The Governor smiled. “He used his noodle and shipped it to himself by the US Military Postal Service. Little by little. I guess that’s why he stayed in the service so long. The stuff was small. Then after the war, he got a job at the post office so he could move it when he wanted without nobody making a stink. Simple as that.”
He chuckled, and had to raise himself as he coughed a large amount of phlegm into his handkerchief. When he was done, he folded the handkerchief, put it back into his pocket, and continued.

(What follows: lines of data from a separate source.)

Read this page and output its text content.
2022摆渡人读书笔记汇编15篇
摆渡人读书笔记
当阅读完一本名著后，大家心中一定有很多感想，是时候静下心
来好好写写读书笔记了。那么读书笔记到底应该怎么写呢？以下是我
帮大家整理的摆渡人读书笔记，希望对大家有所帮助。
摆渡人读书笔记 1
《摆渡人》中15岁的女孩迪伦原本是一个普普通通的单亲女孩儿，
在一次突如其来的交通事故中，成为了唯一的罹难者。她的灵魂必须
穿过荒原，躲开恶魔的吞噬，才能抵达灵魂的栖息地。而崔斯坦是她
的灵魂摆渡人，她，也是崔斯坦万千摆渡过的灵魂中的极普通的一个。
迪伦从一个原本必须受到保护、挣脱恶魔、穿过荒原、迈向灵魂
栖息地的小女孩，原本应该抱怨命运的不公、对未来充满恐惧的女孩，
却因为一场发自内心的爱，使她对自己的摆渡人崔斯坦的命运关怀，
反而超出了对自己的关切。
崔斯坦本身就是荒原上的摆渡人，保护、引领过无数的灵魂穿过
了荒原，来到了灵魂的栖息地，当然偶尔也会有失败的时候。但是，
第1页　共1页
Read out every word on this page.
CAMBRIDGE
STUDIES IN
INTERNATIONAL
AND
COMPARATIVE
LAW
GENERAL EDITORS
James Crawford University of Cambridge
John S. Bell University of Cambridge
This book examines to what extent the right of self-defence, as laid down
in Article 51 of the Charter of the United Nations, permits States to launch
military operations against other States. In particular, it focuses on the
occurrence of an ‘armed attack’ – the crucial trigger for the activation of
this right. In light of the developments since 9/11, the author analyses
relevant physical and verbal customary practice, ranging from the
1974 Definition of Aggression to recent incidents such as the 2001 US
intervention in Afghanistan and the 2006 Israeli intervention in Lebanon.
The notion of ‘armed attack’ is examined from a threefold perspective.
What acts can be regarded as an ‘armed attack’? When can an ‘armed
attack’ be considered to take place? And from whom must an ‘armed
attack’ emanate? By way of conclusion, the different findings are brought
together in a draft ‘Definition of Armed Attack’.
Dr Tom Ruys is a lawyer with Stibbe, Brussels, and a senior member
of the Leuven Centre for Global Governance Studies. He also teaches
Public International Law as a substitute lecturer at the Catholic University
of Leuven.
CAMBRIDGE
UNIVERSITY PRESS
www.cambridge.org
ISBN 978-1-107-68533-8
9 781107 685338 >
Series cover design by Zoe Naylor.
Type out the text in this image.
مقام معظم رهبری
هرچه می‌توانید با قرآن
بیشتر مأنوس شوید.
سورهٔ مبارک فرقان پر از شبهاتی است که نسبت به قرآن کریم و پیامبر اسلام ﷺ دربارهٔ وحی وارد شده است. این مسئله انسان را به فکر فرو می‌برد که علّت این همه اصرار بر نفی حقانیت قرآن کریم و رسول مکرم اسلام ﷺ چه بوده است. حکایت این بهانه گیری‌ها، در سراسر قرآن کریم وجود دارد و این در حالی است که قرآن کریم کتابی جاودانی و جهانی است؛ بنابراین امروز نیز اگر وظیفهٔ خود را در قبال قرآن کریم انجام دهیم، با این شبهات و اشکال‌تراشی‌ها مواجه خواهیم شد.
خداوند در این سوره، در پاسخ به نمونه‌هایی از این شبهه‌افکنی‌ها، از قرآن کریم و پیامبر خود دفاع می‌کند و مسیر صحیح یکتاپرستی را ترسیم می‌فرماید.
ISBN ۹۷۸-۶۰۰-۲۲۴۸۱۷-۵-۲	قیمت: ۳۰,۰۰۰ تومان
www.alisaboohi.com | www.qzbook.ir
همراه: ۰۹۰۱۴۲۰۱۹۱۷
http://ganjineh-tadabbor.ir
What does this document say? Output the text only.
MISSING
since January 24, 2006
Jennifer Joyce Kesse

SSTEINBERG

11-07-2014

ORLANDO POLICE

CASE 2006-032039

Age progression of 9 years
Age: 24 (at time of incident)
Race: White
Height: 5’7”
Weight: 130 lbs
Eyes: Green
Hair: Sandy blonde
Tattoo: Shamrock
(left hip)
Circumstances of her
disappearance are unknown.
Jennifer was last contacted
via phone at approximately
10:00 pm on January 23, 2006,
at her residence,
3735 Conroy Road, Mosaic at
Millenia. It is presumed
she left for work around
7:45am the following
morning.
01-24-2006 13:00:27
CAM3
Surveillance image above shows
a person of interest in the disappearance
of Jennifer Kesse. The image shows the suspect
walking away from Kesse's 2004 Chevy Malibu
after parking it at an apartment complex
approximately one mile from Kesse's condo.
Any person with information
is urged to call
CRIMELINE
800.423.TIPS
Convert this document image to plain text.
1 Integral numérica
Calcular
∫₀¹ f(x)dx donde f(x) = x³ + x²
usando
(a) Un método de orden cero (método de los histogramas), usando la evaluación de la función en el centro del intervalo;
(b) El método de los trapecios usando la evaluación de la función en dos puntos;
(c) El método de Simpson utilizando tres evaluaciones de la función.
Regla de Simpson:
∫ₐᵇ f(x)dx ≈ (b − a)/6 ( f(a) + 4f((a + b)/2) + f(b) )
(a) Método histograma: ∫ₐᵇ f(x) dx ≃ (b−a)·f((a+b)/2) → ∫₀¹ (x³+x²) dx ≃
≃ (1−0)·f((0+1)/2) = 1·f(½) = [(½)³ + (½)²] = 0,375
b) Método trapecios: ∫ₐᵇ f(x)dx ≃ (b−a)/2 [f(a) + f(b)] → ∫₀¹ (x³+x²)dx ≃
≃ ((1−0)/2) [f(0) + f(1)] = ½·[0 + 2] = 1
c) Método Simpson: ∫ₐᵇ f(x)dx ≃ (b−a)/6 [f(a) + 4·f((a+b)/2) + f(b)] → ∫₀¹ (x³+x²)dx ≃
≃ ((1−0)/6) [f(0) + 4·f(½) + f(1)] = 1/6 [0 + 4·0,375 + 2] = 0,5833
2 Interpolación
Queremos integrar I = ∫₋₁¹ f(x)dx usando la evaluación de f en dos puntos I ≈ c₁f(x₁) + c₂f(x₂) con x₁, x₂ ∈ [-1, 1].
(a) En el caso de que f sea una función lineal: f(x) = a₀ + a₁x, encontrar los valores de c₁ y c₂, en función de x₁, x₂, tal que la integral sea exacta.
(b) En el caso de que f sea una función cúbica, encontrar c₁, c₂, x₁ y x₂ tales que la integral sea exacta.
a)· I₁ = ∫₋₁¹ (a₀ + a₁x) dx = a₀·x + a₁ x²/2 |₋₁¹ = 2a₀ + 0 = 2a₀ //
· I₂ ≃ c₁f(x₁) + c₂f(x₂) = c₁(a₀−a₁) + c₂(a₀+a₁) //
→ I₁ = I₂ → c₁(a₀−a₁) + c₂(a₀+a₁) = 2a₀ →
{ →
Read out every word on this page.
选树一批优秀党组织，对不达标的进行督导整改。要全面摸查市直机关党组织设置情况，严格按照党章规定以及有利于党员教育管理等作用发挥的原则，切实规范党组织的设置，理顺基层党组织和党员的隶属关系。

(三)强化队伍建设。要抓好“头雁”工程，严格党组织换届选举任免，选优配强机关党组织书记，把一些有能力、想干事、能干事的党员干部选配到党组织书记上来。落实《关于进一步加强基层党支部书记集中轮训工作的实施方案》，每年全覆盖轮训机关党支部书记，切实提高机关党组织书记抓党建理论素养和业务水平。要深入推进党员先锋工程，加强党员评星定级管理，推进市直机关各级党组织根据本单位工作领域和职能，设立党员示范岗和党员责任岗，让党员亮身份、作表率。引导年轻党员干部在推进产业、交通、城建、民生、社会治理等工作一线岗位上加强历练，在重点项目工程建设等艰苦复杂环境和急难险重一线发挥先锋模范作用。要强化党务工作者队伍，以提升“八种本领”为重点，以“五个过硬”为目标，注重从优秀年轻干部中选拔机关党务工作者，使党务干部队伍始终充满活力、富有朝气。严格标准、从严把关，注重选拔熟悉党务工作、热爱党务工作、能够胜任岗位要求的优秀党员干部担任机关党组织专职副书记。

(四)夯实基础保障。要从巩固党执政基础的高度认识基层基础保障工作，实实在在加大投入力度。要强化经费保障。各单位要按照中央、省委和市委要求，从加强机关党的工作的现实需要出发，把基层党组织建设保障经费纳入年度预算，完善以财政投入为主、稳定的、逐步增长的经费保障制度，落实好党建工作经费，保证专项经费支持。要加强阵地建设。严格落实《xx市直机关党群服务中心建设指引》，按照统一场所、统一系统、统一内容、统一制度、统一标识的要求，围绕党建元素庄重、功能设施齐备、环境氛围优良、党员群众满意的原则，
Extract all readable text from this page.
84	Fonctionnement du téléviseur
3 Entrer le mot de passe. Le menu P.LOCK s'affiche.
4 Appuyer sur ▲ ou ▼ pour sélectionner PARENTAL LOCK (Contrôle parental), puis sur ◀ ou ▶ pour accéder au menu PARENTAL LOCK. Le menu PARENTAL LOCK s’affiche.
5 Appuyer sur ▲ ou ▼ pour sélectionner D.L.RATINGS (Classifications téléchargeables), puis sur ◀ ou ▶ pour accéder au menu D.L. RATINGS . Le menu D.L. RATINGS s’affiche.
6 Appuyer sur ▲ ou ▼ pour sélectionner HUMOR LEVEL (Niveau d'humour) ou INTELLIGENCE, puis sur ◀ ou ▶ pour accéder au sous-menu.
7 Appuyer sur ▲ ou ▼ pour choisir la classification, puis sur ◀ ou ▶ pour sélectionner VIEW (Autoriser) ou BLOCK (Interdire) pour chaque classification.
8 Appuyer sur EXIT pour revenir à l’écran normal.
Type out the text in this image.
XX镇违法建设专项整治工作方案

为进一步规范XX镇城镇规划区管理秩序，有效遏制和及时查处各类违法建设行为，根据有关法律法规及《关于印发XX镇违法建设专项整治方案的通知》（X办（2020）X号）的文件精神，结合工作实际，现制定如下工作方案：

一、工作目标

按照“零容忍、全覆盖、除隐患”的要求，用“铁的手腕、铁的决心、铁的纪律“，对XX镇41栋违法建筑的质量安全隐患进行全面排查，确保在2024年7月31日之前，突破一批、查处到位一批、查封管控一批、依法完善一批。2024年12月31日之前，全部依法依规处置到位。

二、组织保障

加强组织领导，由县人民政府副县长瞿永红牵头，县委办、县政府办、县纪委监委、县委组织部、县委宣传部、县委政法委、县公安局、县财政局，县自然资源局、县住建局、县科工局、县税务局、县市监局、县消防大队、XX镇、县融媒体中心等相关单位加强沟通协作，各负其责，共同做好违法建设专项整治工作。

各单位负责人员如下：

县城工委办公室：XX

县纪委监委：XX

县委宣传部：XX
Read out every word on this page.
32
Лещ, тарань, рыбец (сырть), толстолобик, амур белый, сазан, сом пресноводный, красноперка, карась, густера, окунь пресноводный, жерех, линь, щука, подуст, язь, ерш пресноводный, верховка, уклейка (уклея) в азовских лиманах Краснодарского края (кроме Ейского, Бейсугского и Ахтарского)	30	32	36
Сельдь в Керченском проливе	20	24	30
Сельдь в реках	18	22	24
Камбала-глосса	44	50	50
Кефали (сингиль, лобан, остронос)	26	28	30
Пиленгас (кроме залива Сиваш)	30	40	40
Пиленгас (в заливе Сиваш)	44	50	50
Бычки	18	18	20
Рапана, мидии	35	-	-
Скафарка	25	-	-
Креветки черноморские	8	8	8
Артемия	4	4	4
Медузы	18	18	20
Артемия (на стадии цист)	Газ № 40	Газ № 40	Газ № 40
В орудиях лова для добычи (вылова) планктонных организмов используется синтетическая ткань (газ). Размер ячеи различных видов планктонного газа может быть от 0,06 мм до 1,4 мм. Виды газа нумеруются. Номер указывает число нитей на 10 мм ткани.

“It always seemed odd to me that Macy lived too well to work at the post office,” the Governor admitted. “He had an apartment in the Village the size of a rugby field. Full of fancy things. I never asked. He had no kids, so I figured it wasn’t anything. My poppa couldn’t stand Macy. He used to say, ‘Macy likes boys.’ I told Poppa, ‘There was a priest at Saint Andrew’s who’s said to like boys.’ But he didn’t want to hear it. I was a young man back then, fast on my feet and a bit of a wanker, but even then I knew the difference between a sick man who likes children and a man sweet on men. I knew because Macy talked me out of killing that half-langered Rale Bulgarian priest at Saint Andrew’s who acted the maggot with a lot of kids in the parish. I found out about him when Macy grew up and we started adding up crib notes on him. But Macy said, ‘He’s a sick man. Don’t go to jail for him.’ He was my kid brother and he was smarter than me in a lot of ways. So I listened, and went to jail on my own! Even in prison, Macy’s smarts helped me. If you walk into the slammer not looking for a hop on, knowing that what a man does in his private time is his own damn business so long as he doesn’t make things worse for you, well, you’re all right. So I loved Macy for what he showed me. And he trusted me.”
The Governor sighed and rubbed his head as he plowed through the memory. “He didn’t live long after the war. First our mother died. Then a couple of years later, cancer got him. That and a broken heart, poor lad, because his father didn’t want him. Toward the end of his life, he came to me and confessed everything. He took me to a closet in his house and showed me what he had. He kept all those things from the cave in a closet, imagine that. Wonderful things: Bibles with solid-gold covers. Relics. Manuscripts rolled into tubes made of gold. Gold coins. Diamond reliquaries with the bones of old saints inside. He said, ‘This stuff is a thousand years old.’ I said, ‘You’re a millionaire.’
“He said, ‘I hardly sold any of it. I made a good living at the Postal Service.’